IF YOU’RE INVESTING for the long haul, the biggest risk isn’t short-term market declines—unless you panic and sell during those declines. Instead, the big risk is failing to beat back the twin threats of inflation and taxes.
Suppose that, after investment costs, you earn 4% a year. If you lose 25% of that gain to taxes, you’ll be left with 3%. But if annual inflation is also 3%, you are—in financial terms—just running in place. How can you earn returns that outpace taxes and inflation? Smart tax management, especially the use of retirement accounts, can greatly reduce the threat from taxes. We tackle that topic in the chapter on taxes.

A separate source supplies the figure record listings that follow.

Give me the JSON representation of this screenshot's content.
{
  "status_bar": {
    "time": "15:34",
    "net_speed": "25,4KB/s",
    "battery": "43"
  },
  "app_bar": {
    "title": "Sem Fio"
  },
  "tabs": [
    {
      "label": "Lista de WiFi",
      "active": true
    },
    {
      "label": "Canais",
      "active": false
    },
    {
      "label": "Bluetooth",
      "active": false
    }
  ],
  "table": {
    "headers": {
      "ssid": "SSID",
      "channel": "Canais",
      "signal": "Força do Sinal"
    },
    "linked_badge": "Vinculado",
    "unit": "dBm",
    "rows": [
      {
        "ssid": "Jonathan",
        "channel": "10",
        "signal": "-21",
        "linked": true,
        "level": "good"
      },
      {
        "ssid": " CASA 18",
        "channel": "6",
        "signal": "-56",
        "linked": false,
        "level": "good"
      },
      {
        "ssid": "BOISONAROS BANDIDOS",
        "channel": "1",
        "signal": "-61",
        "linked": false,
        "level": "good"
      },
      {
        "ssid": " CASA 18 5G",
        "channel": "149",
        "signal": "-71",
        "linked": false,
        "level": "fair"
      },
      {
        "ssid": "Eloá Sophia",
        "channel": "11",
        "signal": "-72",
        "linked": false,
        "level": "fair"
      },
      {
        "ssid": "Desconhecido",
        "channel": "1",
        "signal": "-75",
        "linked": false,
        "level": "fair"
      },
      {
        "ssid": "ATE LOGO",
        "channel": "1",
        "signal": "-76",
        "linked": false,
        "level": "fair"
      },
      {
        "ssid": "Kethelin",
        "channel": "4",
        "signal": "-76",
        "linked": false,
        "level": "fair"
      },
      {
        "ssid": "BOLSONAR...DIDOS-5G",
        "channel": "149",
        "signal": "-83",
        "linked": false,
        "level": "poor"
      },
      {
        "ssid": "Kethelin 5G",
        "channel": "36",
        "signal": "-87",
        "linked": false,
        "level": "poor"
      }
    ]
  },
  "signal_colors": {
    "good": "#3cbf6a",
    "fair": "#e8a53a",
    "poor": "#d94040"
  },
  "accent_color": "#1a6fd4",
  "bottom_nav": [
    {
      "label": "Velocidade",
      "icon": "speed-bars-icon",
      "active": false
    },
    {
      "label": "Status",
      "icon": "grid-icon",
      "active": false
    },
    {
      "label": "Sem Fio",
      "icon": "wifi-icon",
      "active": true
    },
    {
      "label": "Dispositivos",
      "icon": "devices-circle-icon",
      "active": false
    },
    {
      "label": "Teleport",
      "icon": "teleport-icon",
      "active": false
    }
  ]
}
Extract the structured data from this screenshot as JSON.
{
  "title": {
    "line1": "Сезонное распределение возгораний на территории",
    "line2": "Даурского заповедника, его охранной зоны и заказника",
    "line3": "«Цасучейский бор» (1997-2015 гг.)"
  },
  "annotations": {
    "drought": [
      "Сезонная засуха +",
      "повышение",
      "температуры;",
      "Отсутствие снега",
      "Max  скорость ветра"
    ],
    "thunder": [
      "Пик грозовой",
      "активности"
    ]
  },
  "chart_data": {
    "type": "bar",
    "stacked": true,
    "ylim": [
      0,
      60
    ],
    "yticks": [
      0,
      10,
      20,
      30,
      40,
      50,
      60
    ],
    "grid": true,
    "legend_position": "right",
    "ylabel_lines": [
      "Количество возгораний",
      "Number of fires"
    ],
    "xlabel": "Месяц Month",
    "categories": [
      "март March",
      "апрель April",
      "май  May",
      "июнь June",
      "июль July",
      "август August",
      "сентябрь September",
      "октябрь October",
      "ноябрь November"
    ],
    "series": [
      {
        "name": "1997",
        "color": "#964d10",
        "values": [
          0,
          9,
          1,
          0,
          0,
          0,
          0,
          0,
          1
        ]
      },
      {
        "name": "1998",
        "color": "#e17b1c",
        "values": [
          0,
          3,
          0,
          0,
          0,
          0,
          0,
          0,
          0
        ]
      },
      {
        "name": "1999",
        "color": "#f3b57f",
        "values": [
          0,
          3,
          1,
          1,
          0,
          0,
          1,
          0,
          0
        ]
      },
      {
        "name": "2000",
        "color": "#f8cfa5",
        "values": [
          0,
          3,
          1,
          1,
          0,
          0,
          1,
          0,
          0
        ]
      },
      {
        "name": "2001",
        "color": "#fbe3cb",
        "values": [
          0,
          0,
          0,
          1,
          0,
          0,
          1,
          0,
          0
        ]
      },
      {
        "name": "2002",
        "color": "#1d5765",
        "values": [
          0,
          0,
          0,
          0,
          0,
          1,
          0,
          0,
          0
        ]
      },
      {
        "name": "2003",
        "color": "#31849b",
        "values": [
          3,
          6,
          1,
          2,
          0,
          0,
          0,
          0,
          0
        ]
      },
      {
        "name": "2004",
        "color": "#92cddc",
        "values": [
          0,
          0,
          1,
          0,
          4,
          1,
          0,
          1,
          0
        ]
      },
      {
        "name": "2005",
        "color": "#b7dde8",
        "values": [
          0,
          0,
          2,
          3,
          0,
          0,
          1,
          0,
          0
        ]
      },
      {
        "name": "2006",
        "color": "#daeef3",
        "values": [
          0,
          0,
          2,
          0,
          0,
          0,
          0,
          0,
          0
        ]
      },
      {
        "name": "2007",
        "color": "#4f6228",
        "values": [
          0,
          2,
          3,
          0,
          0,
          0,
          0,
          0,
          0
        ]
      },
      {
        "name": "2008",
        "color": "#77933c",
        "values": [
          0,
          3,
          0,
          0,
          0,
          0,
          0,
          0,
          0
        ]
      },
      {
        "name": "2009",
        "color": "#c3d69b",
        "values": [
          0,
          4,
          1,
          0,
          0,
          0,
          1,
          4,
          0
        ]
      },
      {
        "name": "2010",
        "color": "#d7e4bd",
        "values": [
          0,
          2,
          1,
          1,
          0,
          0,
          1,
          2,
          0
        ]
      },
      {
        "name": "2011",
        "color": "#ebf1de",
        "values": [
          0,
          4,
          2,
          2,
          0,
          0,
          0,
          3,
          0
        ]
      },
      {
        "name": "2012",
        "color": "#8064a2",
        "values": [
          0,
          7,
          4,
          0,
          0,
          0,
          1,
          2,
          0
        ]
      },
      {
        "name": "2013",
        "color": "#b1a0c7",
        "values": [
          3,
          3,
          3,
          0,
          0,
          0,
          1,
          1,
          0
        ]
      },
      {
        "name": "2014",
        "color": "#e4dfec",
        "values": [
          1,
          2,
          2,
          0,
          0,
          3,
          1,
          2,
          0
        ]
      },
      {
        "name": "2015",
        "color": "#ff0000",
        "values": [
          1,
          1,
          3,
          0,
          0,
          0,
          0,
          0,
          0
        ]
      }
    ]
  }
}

Even with smart tax management, you’ll find it tough to fend off inflation with Treasury bills, money-market funds, savings accounts and other cash investments. With these, the best you can hope for are returns that approach the inflation rate—and you may earn substantially less, as investors have in recent years.
Instead, to outpace inflation, you’ll need to look to bonds and especially stocks. With bonds, you might earn zero to two percentage points a year more than inflation, depending on how much risk you take. The potential return from stocks is greater, though so too is the risk. Over the long run, U.S. stocks have delivered close to seven percentage points a year more than inflation. But given today’s rich valuations and relatively sluggish economic growth, you probably shouldn’t expect long-run returns on a globally diversified portfolio that are more than four percentage points a year above inflation.